I find it notable that in times of national crisis on an international scale our (writing from the U.S. here) collective reaction is to draw on the resolve and the homefront spirit of World War Two.
What has sold out in stores, aside from toilet paper and vitamins? Yeast, meat and potatoes, and other staples. In a strange way, we’re self-rationing. Just as our grand and great-grandparents did during that all-consuming war in the 1940’s. People are scrounging online to learn how to make their own bread, or at least have the means to do so, and looking for other simple comfort meals much like those that people relied on to stretch their rations.
This sense of, “If I’m stuck at home, I might as well go on with life and get back to the basics” is striking.
Families are exercising together, at least in our neighborhood. And neighbors are trying to keep a healthy distance, not unlike the way neighborhoods used to make sure that everyone had their windows blacked-out as an air-raid precaution. If we’re all in this together we have to take a care for those around us.
What else has sold out? Vegetable seeds! Can you believe it?! It’s like there is an instinctive need to plant a Victory Garden deep down inside us, despite being several generations away from WW2. Those who survived the war are in their 80’s and 90’s, yet this collective sense of history has reached all the way through the years of trends and revisions to visit their children, grandchildren and great-grandchildren.
One the dark side, we also have hoarders and black market-style price gougers (individual and corporate, and mostly online).

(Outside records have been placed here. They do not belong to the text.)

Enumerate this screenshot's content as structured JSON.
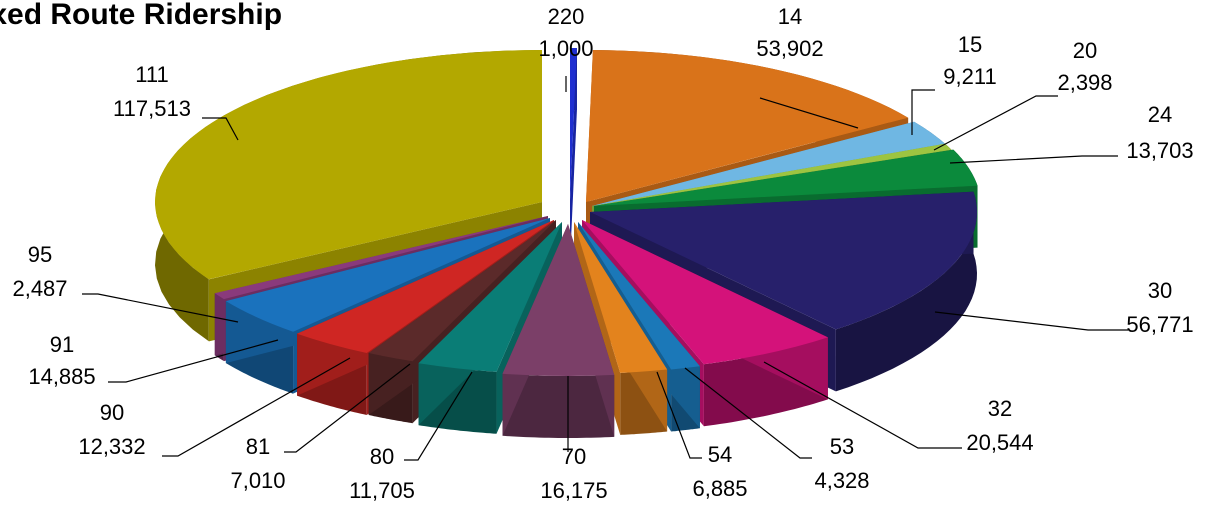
{
  "chart_data": {
    "type": "pie",
    "style": "3d-exploded",
    "title": "ixed Route Ridership",
    "categories": [
      "220",
      "14",
      "15",
      "20",
      "24",
      "30",
      "32",
      "53",
      "54",
      "70",
      "80",
      "81",
      "90",
      "91",
      "95",
      "111"
    ],
    "values": [
      1000,
      53902,
      9211,
      2398,
      13703,
      56771,
      20544,
      4328,
      6885,
      16175,
      11705,
      7010,
      12332,
      14885,
      2487,
      117513
    ],
    "value_labels": [
      "1,000",
      "53,902",
      "9,211",
      "2,398",
      "13,703",
      "56,771",
      "20,544",
      "4,328",
      "6,885",
      "16,175",
      "11,705",
      "7,010",
      "12,332",
      "14,885",
      "2,487",
      "117,513"
    ],
    "colors": [
      "#1f2fd0",
      "#d9731a",
      "#6fb7e3",
      "#9dc441",
      "#0b8a3c",
      "#27206b",
      "#d4127a",
      "#1b78b8",
      "#e3831d",
      "#7b3f68",
      "#0a7d76",
      "#5b2a2a",
      "#cf2623",
      "#1a72bd",
      "#8a3a7c",
      "#b3a800"
    ],
    "legend": "none"
  }
}
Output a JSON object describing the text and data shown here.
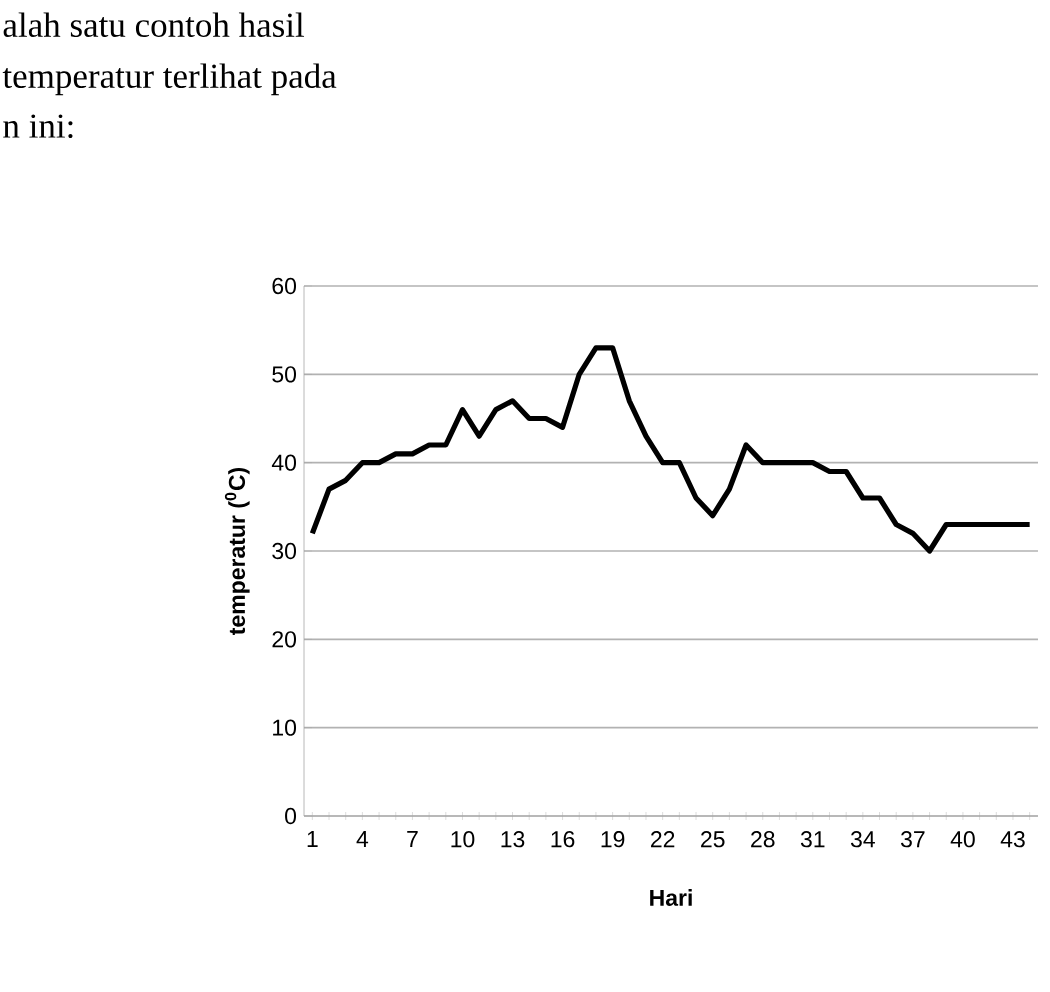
{
  "chart_data": {
    "type": "line",
    "xlabel": "Hari",
    "ylabel": "temperatur ($^{0}$C)",
    "categories": [
      "1",
      null,
      null,
      "4",
      null,
      null,
      "7",
      null,
      null,
      "10",
      null,
      null,
      "13",
      null,
      null,
      "16",
      null,
      null,
      "19",
      null,
      null,
      "22",
      null,
      null,
      "25",
      null,
      null,
      "28",
      null,
      null,
      "31",
      null,
      null,
      "34",
      null,
      null,
      "37",
      null,
      null,
      "40",
      null,
      null,
      "43",
      null
    ],
    "series": [
      {
        "color": "#000000",
        "values": [
          32,
          37,
          38,
          40,
          40,
          41,
          41,
          42,
          42,
          46,
          43,
          46,
          47,
          45,
          45,
          44,
          50,
          53,
          53,
          47,
          43,
          40,
          40,
          36,
          34,
          37,
          42,
          40,
          40,
          40,
          40,
          39,
          39,
          36,
          36,
          33,
          32,
          30,
          33,
          33,
          33,
          33,
          33,
          33
        ]
      }
    ],
    "ylim": [
      0,
      60
    ],
    "yticks": [
      0,
      10,
      20,
      30,
      40,
      50,
      60
    ],
    "grid": "y",
    "marker": "none",
    "line_style": "solid",
    "legend": false,
    "annotations": [
      "alah satu contoh hasil",
      "temperatur terlihat pada",
      "n ini:"
    ]
  }
}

The good and bad of the WW2 has a tendency to repeat itself.
The global and national nature of the Coronavirus epidemic and the fact that it, like war, is no respecter of persons, wealth, or nation, has forged a similar atmosphere as the Second World War. Totality and finality forces you to face reality.
I had the privilege of studying civil defense documents from WW2 as my undergraduate thesis, and the same kind of local pull-together was recorded for me in those memos, memorabilia, and notations. First-Aid training was a community wide-effort. Plane spotters (which my own grandparents did while living in the Cascade Mountains of Oregon) and Air-Raid wardens were a vital part of daily life.
Experts were sent out from Washington D.C. to train local communities and encourage clothing and other drives for necessities for soldiers and civilians. Avid knitters and seamstresses accomplished great things to send items to those in need over-seas, just as readily as many now are making masks to protect loved-ones, neighbors, and perfect strangers.
In the same way, industry was refitted to produce vital supplies and the phrase “make-do and mend,” which was already a part of daily life from the Great Depression, extended into the war years as production of non-essential items was stopped. And here we are with our light and some heavy manufacturing rapidly refitting to produce medical supplies and field hospitals (also a feature of WW2 and WW1).
It’s no wonder that after Queen Elizabeth II’s televised speech last night in which she quoted the lines from a Vera Lynn song “We’ll Meet Again” (made famous during the Second World War) that it, as so many things related to that historic time, has surfaced again. It’s now number 22 on the iTunes chart.
There truly is nothing new under the sun. What we experience now has been lived before, yet how we react to it will be the measure of our generation.
Keep your chin up and keep thinking history!